Overview
The Edge Gateway functions as the "nervous system" for the InfiniEdge AI project. It is designed to seamlessly connect AI models with your IoT devices at the edge.
Stakeholders:
Objectives
This work stream aims to optimize the device discovery experience at the edge, enabling edge gateways to automatically discover IoT devices using various protocols (S7, OPC UA, HTTP, etc.) and deploy the necessary resources so AI can interact with them.
Support more protocols like ROS/ROS2 to better serve embodied intelligence
Support LwM2M protocol
Approach
Shifu’s approach to adding device discovery capabilities is to integrate Project Akri (https://github.com/project-akri/akri). Akri will serve as Shifu's device management plane, while Shifu will handle the control and data planes.

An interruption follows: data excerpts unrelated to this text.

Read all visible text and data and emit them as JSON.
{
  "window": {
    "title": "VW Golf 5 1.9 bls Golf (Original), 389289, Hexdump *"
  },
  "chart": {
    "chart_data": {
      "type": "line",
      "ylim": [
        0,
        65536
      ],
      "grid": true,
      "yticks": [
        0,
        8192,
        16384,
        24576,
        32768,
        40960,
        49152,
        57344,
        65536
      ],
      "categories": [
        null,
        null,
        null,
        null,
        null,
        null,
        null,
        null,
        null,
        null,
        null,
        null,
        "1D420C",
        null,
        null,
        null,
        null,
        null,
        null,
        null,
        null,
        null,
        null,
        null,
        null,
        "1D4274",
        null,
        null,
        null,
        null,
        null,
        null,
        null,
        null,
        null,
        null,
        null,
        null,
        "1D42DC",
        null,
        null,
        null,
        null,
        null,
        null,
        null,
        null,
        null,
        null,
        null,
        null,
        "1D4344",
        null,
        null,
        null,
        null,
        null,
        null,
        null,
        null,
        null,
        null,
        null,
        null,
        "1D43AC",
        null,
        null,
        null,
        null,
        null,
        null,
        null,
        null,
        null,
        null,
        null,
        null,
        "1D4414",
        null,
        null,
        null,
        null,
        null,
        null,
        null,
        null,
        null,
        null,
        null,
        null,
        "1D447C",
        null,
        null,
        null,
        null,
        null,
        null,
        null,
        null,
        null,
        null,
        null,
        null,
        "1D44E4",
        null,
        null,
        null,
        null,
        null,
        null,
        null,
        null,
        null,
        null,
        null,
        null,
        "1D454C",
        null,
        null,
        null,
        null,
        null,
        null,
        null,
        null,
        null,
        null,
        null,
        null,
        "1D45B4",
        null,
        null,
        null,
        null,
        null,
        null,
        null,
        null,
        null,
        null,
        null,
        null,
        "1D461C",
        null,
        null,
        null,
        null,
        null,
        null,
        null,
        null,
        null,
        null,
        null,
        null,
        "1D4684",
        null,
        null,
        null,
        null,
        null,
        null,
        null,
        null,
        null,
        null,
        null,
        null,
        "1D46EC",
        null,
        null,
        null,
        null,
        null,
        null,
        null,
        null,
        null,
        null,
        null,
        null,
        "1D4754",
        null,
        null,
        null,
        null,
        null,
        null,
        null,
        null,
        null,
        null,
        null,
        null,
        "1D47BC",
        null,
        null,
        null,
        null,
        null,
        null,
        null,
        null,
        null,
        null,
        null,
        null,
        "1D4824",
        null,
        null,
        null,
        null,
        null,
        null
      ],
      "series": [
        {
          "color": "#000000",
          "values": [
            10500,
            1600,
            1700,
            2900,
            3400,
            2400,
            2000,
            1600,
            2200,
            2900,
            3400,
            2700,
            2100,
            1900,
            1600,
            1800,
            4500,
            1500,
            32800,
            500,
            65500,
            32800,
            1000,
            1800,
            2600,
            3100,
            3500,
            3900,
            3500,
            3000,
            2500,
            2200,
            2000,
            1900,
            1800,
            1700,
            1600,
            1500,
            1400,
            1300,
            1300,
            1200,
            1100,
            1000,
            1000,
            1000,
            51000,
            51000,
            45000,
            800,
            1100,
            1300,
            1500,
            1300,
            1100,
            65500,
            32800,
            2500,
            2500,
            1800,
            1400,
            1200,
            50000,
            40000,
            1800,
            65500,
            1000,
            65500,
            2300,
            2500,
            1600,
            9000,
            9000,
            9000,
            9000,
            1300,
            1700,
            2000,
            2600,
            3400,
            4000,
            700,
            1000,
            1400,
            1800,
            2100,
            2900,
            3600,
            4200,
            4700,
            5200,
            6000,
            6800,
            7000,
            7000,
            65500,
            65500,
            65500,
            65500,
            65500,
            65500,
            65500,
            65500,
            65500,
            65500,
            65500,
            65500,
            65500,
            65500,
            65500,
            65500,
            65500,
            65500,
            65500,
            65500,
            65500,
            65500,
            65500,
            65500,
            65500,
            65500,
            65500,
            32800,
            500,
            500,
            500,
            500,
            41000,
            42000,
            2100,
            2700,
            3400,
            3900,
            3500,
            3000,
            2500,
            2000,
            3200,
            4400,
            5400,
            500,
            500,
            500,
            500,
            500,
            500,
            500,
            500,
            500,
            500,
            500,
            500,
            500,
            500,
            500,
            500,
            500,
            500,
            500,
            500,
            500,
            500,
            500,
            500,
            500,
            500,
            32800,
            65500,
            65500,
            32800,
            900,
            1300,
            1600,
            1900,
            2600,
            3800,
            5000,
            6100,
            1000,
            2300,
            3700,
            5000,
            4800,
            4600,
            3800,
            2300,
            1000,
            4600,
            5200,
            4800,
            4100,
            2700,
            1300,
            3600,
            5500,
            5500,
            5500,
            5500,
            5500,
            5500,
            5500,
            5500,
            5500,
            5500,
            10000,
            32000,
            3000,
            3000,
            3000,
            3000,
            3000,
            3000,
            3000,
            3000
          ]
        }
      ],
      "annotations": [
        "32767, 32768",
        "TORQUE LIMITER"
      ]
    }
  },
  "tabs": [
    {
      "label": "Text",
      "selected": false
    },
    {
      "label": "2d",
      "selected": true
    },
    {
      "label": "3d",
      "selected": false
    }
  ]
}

You can view the approach and proposal here:
https://docs.google.com/presentation/d/1IB2qr1dYOxNVGVOeMB1zwoO2g9HTnvlpx2aaAsijUXg/edit?usp=sharing
Shifu’s LwM2M support proposal
Progress
First video demo https://youtu.be/tRk5pqiVJVA?si=syFt8Hl3Izhul3WT
10/22
LwM2M integration done
Start working on tests and documentation
Begin working with ROS2
10/29
https://github.com/pytorch/executorch/blob/main/examples/models/llama/README.md running LLM on device guide.
Working with Meta team Running quantized llama 3.2 model https://ai.meta.com/blog/meta-llama-quantized-lightweight-models/ on S23 cell phone and try Edge AI function calling inference on device. The AI power are mostly on CPU now.
Continue waiting on another quantized model which running AI inference on NPU.